Read Mark 6:1-6
1 Jesus left that part of the country and returned with his disciples to Nazareth, his hometown. 2 The next Sabbath he began teaching in the synagogue, and many who heard him were amazed. They asked, “Where did he get all this wisdom and the power to perform such miracles?” 3 Then they scoffed, “He’s just a carpenter, the son of Mary and the brother of James, Joseph, Judas, and Simon. And his sisters live right here among us.” They were deeply offended and refused to believe in him.
4 Then Jesus told them, “A prophet is honored everywhere except in his own hometown and among his relatives and his own family.” 5 And because of their unbelief, he couldn’t do any miracles among them except to place his hands on a few sick people and heal them. 6 And he was amazed at their unbelief. (NLT)
Many of us in clergy-type ministry know of the ‘visiting speaker’ syndrome.
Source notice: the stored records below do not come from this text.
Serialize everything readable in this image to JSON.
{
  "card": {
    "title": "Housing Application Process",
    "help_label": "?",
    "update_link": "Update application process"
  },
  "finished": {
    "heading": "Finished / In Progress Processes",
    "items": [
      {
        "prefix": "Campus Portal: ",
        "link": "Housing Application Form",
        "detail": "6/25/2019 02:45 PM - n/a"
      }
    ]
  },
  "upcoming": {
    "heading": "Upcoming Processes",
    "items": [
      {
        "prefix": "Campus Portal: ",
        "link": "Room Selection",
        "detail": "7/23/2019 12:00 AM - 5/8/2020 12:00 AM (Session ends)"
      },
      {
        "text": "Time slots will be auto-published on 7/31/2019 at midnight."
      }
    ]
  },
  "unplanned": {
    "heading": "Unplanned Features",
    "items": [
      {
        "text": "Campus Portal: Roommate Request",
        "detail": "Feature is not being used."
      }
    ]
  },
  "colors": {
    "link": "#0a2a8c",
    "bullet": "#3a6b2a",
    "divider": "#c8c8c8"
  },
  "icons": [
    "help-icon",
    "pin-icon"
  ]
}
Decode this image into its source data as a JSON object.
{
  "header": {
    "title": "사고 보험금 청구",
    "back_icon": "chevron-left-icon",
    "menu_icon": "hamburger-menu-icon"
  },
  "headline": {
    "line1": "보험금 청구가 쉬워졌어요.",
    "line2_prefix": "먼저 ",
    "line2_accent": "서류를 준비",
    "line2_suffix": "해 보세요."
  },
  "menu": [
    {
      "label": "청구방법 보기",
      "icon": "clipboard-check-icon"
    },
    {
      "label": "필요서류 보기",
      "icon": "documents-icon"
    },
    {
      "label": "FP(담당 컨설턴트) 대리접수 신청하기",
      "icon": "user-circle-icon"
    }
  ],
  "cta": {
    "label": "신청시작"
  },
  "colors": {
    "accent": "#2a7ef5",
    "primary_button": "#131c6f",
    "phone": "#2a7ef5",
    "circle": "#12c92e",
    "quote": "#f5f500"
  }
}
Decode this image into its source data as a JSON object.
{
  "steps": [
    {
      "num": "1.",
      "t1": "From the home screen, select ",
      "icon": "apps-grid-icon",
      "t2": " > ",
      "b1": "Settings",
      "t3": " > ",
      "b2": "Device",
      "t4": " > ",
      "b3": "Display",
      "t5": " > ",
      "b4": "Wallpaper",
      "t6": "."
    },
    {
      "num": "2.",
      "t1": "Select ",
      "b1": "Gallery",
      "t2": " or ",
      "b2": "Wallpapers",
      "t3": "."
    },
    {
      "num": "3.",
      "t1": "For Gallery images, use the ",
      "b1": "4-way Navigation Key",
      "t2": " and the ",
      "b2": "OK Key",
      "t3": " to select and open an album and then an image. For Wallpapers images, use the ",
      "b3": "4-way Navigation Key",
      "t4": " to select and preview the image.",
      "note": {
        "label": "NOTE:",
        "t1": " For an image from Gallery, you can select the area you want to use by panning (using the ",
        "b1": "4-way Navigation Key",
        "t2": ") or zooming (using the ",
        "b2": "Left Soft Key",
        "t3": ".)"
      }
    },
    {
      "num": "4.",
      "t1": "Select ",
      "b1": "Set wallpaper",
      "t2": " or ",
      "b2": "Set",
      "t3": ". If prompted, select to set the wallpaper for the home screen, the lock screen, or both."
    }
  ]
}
We get to speak at some other church and can get regarded as wise gurus, that much better than the local guy who they hear every week. We don’t get too carried away: we know that if we spoke week after week they would get used to us. Novelty value applies to preachers as well as toys and fashions. Conversely, familiarity can breed complacency if not contempt.
Jesus went back to his hometown of Nazareth and began to teach and do a few miracles (even with such lack of faith he still managed more miracles than any of us manage in a lifetime!). But the locals knew his background. They knew his family, his trade. Just an ordinary bloke. Who does he think he is pretending to be someone else? Messiahs aren’t local tradespeople. They are somehow special, above the rut of the human race. Some local with wood shavings on his hands doesn’t fit the bill. Familiarity is breeding faithlessness. And this is true even of his own family: their brother was simply their brother, no more and no less.
We may be tempted to think God only speaks through very special people. We don’t just have trouble recognising Messiahs when they come along: we can miss out on God’s other human messengers by over-familiarity. The person whose fears and foibles and fragility we know too well can be dismissed as being of no account. But God uses ordinary people to do extraordinary things. We readily embrace the teaching of someone who gets on the Christian-book bestseller list, or the insights of some famous person who has come to Christ. But we may be more dismissive of those who are more familiar than famous. We may tend to long for the novel, the different, the glamorous guru who will make all things clear and all things right.
What we get instead is ordinary people, and once in history, a carpenter’s son.